1. Adherence to a structured protocol improved efficiency in time to mechanical thrombectomy for patients with suspected large-vessel occlusion stroke presenting to a primary stroke center, and was associated with favorable outcome.
2. Partial adherence to the assessment protocol was much more common than full adherence to the protocol.
Evidence Rating Level: 3 (Fair)
Study Rundown: With the introduction of mechanical endovascular thrombectomy for ischemic strokes caused by emergent large-vessel occlusion (ELVO), many regional stroke centers are having to augment their triage and assessment protocols to deliver patients in a timely manner to facilities with the necessary expertise. Feasibility of protocol changes need to be evaluated to ensure efficacy in identifying and managing patients in a timely manner. This study sought to evaluate the effectiveness of a new protocol to triage, diagnose, and transfer patients with clinically suspected ELVO in a region with 14 primary stroke centers (PSCs) served by one comprehensive stroke center (CSC) with facilities for endovascular intervention. The study demonstrated that for patients who underwent mechanical thrombectomy, total adherence to the established protocol was associated with reduction in time from arrival to PSC to groin puncture, time from entrance to PSC to transfer out, and improved likelihood of favorable outcome for the patient.
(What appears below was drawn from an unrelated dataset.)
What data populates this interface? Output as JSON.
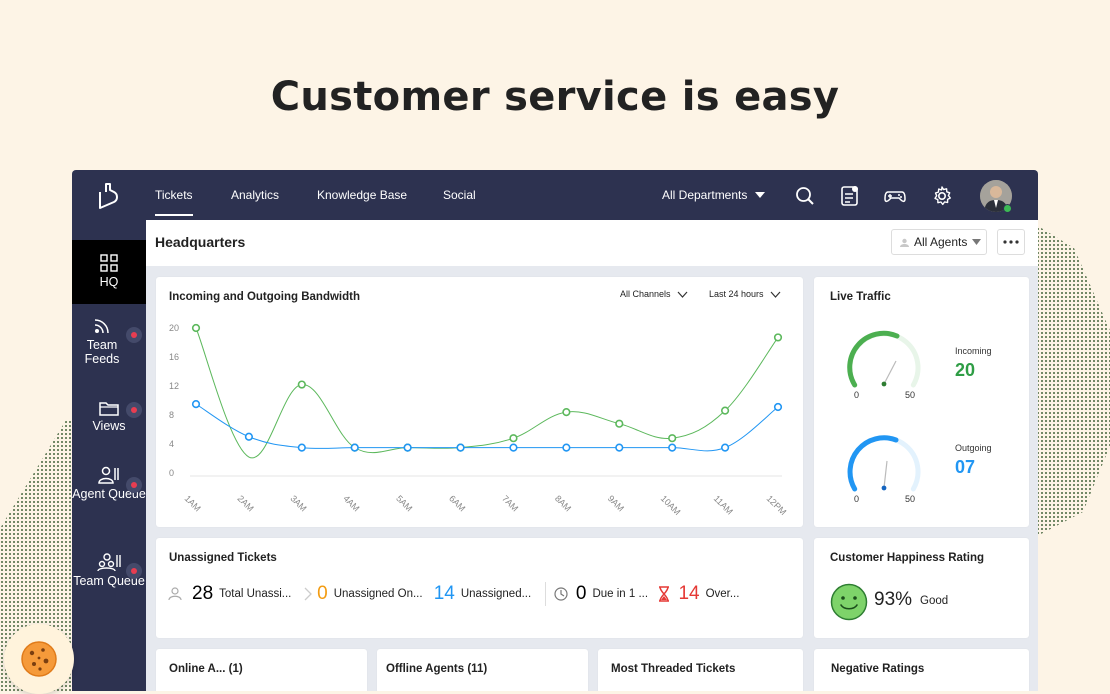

The strength of this study included collection of data in a prospective manner, and that it included clinically relevant outcomes in their analysis. The main limitation of the study included the small sample size, with large numbers of patients not meeting inclusion criteria. Additionally, while the study focused on a large area serving over 1.7 million people, specific geographic differences between locations may complicate the ability to replicate this study’s findings in different centers.
Click to read the study, published in JAMA Neurology
Relevant Reading: A standardized neurointerventional thrombectomy protocol leads to faster recanalization times
In-Depth [retrospective cohort]: This study included prospectively collected data from a single CSC serving 14 PSCs for a population of 1.7 million people. All patients transferred from a PSC to the CSC from July 2015 to May 2016 who underwent mechanical thrombectomy for acute large vessel occlusion were included. Patients were excluded if they underwent clot lysis during transport, had posterior circulation strokes, or were initially inpatients at outside hospitals rather than emergency department presentations. The protocol under investigation had the following components: 1) ED physicians evaluate suspected ELVO patients immediately and contact the CSC if the Los Angeles Motor Scale (LAMS) is greater than 4, 2) The CSC transport team is dispatched prior to any radiographic investigation, 3) CT angiogram is performed after non-contrast CT at the PSC within 30 minutes of arrival, 4) Images are sent to the CSC via secured cloud-based network, and 5) Patients with confirmed ELVO are transported directly to the CSC endovascular suite. A 90-day modified Rankin score (mRS) of 0-2 was considered a favorable outcome.
Of the 101 patients transferred from PSC to CSC, 70 were included in the study. The CSC protocol had full adherence in 22 patients (31.4%) and partial adherence in 48 patients (68.6%). The two groups were similar in demographics, age, NIHSS score, sex, tPA administration, and reperfusion. Patients with fully executed protocol had reduced time from PSC arrival to groin puncture by 40 minutes compared to partially executed protocol (p < 0.001). Time from PSC door-in to door-out was also reduced by 25.5 minutes (p < 0.001). Fully executed protocol was linked to improved chance of favorable outcome compared with partially executed protocol (OR 2.99; 95%CI 1.0 – 8.7).